Capitalism has always been the true villain in the Alien films. The Weyland-Yutani Corporation, sometimes referred to as “The Company”, is willing to sacrifice freighters, marines, prisoners, scientists, and colonists just so they can have access to a vicious killing machine. Sputnik is an interesting inversion of that idea: it takes the basic narrative framework, and since it takes place in Soviet Russia, it replaces “The Company” with “The Party”. This is a science fiction film with real ideas and characters, plus a sense of atmosphere to back it up. It may lack in top-notch special effects, but it has the potential to stir the imagination.
It is 1983, near the waning days of The Cold War, and the USSR’s recent space flight nearly ends in disaster. There is only one survivor, a cosmonaut named Konstantin (Pyotr Fyodorov). The state-sponsored media frames his earthly return as heroic, but we learn the truth alongside an independently-minded scientist named Tatyana (Oksana Akinshina): Konstantin is under constant surveillance at a secret research facility. A shady colonel named Semiradov (Fyodor Bondarchuk) takes Tatyana to the facility, and what she sees there startles her. There is an alien life form living inside Konstantin, and it exits his body for about two hours every night.
Director Egor Abramenko captures the right look for the film. Anyone who has watched The Americans will recognize the drab colors of the research facility, and like Ridley Scott’s Alien, he is wise to keep the creature draped in shadow, saving the blood and terror for short bursts. That sense of atmosphere goes a long way, since there are significant periods where the characters argue. The dialogue is never boring, however, because screenwriters Oleg Malovichko and Andrei Zolotarev introduce interesting ideas about politics, scientific ethics, and what it means to be human. We already know that Konstantin is linked to the creature inside him, and Sputnik revises that relationship in ways that tap into the classic fears which inform body horror.
The sense of suspicion in Sputnik is much more pervasive than the Alien films. Everyone is on the same page, more or less, because there is an implicit understanding that secrets are being withheld by everyone. Semiradov posits himself as an independent thinker, although that is ultimately a cover for him being just another apparatchik; the real source of intrigue is Konstantin himself. He keeps his cards close to the chest, and his uneasy relationship with Tatyana grows more dangerous when she tries to bond with the creature inside him. Are they part of the same consciousness, or is the creature a parasite? There are no easy answers, and the ethical quandaries only grow more complicated as we learn additional secrets.

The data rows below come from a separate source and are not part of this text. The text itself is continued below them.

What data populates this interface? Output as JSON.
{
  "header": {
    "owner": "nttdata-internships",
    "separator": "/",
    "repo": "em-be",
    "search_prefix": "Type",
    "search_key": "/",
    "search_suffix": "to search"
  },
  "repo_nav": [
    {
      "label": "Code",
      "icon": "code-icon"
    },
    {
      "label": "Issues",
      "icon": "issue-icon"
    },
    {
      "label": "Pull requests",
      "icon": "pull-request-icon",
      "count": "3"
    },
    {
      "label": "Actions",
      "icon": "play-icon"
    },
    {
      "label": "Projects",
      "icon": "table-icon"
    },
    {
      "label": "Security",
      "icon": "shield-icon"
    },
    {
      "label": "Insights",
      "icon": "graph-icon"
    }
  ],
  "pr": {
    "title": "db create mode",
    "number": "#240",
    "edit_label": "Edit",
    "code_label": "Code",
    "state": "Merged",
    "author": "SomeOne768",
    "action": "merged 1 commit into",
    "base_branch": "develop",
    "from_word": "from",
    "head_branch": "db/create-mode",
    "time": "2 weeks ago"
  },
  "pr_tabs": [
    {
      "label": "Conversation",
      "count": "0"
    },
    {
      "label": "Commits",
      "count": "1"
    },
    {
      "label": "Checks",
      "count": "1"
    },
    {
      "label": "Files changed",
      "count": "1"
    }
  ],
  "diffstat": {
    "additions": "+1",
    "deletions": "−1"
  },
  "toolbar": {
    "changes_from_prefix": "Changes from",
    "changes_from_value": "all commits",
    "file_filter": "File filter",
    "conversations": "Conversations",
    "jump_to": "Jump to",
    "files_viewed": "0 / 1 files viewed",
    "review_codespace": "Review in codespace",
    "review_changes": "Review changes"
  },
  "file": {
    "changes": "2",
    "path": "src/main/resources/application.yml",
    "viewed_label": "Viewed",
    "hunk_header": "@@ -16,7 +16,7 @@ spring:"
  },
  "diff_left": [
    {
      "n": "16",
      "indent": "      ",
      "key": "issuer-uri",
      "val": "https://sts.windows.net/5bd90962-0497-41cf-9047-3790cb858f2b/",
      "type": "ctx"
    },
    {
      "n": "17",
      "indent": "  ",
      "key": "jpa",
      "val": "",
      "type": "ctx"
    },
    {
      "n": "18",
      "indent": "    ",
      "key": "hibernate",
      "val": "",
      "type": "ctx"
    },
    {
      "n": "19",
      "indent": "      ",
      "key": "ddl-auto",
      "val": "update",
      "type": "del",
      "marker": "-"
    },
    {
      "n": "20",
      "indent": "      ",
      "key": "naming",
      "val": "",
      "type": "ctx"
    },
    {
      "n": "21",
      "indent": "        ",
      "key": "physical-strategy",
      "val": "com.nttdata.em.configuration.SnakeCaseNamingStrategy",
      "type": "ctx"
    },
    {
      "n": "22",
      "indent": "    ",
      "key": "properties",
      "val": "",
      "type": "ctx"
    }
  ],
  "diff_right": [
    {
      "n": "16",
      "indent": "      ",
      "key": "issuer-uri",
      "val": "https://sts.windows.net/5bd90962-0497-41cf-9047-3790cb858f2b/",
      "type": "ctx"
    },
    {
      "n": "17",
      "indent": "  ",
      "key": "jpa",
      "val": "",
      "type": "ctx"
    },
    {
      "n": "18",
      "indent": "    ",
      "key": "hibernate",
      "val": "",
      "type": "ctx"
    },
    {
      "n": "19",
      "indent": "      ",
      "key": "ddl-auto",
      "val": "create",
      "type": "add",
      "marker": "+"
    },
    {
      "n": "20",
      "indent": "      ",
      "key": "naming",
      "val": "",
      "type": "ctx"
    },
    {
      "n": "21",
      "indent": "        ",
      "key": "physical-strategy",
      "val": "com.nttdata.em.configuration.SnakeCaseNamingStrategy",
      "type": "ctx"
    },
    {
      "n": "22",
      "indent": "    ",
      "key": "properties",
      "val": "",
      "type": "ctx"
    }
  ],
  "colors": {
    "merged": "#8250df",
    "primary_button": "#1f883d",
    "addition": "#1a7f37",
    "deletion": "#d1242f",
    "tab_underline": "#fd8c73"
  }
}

There is a brusque, standoffish quality to the performances that serve the story well. Every character conceals their feelings, which is a roundabout way for the audience to grow more fascinated with them. Tatyana is the closest thing we have to Ripley, the hero of Alien, except her scientific background makes her curious about the creature (that she does not immediately hate the creature adds a dark undercurrent of maternal instinct). That sort of bond is only weirder with Konstantin, a character who remains difficult to pin down.
It is a credit to Fyodorov that each adjustment and twist is plausible. What helps is the infusion of pseudoscience mumbo-jumbo into the dialogue, so we constantly reinvent how much we think we know (it sounds plausible enough to suspend disbelief). Supporting characters like Yan (Anton Vasiliev), a mid-level scientist who understands how to bend bureaucracy, buoy the credibility of a story that ultimately becomes the world’s weirdest love triangle.
Sputnik ends with a tense action sequence, as is the requirement of the genre. It is to the film’s credit that character choices inform the action, and the crisp edit keeps it moving at a steady clip. The creature itself is unnerving to behold, a slimy mix of teeth and sinew that contorts itself in inhuman ways. The CGI used to make it looks a generation too old, so Abramenko uses top-notch sound design to suggest raw terror. This is a strange film, with ideas that mirror its story in an elegant way. Students of Soviet history may find themselves with a renewed interest in science fiction, while science fiction fans may find themselves more curious about what really happened to scientists under the Iron Curtain.
Sputnik is available on your preferred VOD platform starting Friday, August 14.